Ódio se junta em panela de pressão esperando o momento de estourar se não houver escuta, diz psicanalista

  • Por Jovem Pan
  • 13/03/2019 17h52
FELIPE RAU/ESTADÃO CONTEÚDO Dez pessoas morreram e nove ficaram feridas no ataque

A ausência de espaços de escuta em escolas pode possibilitar a expressão do ódio de forma violenta, avaliou o psicanalista e doutor em ciências sociais Sérgio Luís Braghini. “Depois da tragédia, todo mundo vai encontrar um sinal de que isso poderia acontecer. Se esses sinais que sabemos depois, pudermos ter acesso antes, aí sim, pode-se prevenir algumas tragédias”, declarou ele em entrevista ao Jovem Pan Agora.

Nesta quarta-feira (12), dois ex-alunos – de 17 e 25 anos – da Escola Estadual Raul Brasil invadiram a unidade de ensino e abriram fogo contra diversas pessoas, matando cinco alunos e duas funcionárias e deixando nove feridos. Antes, a dupla havia roubado a locadora de veículo do tio de um deles e levou um Onyx branco, utilizado no crime. Depois, ao se depararem com policiais, eles morreram. A suspeita é de suicídio.

Braghini, que coordena curso de pós-graduação em Psicossociologia da Juventude na Escola de Sociologia e Política de São Paulo, acredita que o massacre tem, “ao que tudo indica, apresar de toda a meticulosidade de preparação, algo de um ódio bem estabelecido, que foi sendo juntado, criado, e que possibilitou que fosse motor para esse ato”. O atirador mais novo havia abandonado os estudos no ano passado.

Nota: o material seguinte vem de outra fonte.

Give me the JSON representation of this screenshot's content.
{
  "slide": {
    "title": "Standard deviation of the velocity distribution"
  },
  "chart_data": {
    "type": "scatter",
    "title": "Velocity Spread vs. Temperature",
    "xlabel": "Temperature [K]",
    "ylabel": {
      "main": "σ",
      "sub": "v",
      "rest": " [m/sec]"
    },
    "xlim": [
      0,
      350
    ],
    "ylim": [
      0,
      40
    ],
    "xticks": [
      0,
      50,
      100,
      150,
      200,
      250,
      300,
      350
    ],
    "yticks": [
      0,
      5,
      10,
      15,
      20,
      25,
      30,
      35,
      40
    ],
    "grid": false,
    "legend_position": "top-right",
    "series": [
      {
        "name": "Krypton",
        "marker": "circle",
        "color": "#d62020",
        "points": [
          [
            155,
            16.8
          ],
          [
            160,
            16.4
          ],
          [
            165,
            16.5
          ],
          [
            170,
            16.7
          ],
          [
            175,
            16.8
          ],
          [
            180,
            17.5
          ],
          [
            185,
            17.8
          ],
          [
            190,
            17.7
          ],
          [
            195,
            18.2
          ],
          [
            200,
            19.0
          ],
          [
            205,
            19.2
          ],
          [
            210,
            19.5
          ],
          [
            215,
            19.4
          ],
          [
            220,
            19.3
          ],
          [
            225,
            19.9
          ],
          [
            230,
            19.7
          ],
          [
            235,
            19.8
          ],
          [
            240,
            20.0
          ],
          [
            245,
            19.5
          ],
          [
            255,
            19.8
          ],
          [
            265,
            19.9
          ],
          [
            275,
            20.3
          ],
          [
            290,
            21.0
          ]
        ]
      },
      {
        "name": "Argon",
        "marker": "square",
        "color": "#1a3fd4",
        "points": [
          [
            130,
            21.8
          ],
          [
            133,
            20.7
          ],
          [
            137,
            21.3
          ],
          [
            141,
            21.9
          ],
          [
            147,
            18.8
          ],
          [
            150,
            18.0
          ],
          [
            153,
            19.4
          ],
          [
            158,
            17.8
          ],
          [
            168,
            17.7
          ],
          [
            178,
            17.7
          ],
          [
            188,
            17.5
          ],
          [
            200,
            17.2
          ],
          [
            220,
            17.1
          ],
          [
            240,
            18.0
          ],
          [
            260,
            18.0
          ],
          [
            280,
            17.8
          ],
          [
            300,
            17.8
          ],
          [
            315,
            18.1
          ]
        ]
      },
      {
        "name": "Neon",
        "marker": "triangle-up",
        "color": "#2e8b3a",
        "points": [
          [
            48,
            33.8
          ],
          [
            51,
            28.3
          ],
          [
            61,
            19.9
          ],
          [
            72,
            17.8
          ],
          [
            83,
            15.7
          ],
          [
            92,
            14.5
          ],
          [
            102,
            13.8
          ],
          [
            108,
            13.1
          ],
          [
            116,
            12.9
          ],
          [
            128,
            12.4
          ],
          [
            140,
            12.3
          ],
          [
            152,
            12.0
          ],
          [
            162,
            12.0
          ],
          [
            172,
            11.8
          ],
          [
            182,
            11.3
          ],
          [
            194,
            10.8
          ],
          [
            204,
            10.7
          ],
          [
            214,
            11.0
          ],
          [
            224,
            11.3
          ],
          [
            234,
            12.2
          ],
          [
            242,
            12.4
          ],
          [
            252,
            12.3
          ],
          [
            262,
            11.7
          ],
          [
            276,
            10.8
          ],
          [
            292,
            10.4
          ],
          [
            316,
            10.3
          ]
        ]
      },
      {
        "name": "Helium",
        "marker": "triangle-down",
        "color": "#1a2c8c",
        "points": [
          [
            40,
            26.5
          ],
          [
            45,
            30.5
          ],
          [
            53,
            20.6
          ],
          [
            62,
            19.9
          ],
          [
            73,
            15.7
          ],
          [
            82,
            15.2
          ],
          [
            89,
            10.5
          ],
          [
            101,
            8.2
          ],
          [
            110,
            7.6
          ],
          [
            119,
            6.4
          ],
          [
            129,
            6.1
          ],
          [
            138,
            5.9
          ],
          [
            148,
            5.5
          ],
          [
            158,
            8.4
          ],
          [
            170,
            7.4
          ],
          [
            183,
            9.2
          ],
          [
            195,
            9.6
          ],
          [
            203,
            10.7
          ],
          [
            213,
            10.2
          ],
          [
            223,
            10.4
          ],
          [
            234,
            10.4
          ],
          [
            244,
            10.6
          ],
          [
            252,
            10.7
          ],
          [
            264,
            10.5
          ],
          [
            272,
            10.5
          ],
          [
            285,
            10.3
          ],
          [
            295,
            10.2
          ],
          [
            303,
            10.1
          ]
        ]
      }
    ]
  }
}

“Nós estamos falando do tempo do ‘te pego na saída’. Na escola era muito comum isso. O que acontecia dentro da escola se resolvia fora dela, naquele primeiro encontro no portão. Atualmente, as coisas tomaram outro volume de violência, de eliminação [de desafetos], pelos meios [de execução dos atos]. Esses ódios hoje não cessam, não acabam na sala de aula, está estampado na rede social”, afirmou o especialista.

As redes sociais do adolescente envolvido no ataque havia algumas mensagens de ódio, outras com referência ao anarquismo e, ainda, diversas fotos dele empunhando uma arma de fogo, que pode ser a utilizada nos assassinatos. “Se você tem espaços de escuta na escola, sinais [‘estranhos’] podem ser vistos ou notados por professores e pode haver canal em que o ódio é trabalhado e encontrar outra forma de resolução [que não a violência].”

“Não tendo esses espaços é como se esse ódio fosse só se juntando numa panela de pressão esperando o momento de estourar”, comparou Braghini. “Em alguns casos, você consegue perceber isolamento ou ameaças, ao que provavelmente ninguém deu bola. Se o ódio aparece de uma vez, aparece na saída da escola; se é recolhido, é mais difícil ter sinais, [e os jovens] procuram meios de fazê-lo. Neste caso, fazem em silêncio.”

Esse silêncio, segundo analisa o professor, se deve muito ao fato de que, por natureza, “o adolescente não se abre com os pais, só com um grupo de amigos muito próximo, geralmente; são eles que têm acesso a essa possibilidade” de expressão do ódio de forma violenta. “Ter esse espaço de escuta, possibilita que coordenadores e professores tenham acesso a saberes psicológicos que auxiliem nas dificuldades e sinais apresentados.”

Ainda segundo Sérgio Luís Braghini, a violência cometida pelos dois autores do ataque em Suzano é um reflexo da sociedade que não é apenas repetido exclusivamente na escola. “Vivemos um momento em que o ódio pode ser explicitado de maneira aberta sem nenhum freio”, comentou. “A escola, por ser um local fechado que agrega grande número de pessoas, é um caldeirão possível de aparecer isso [o ódio aliado à violência].”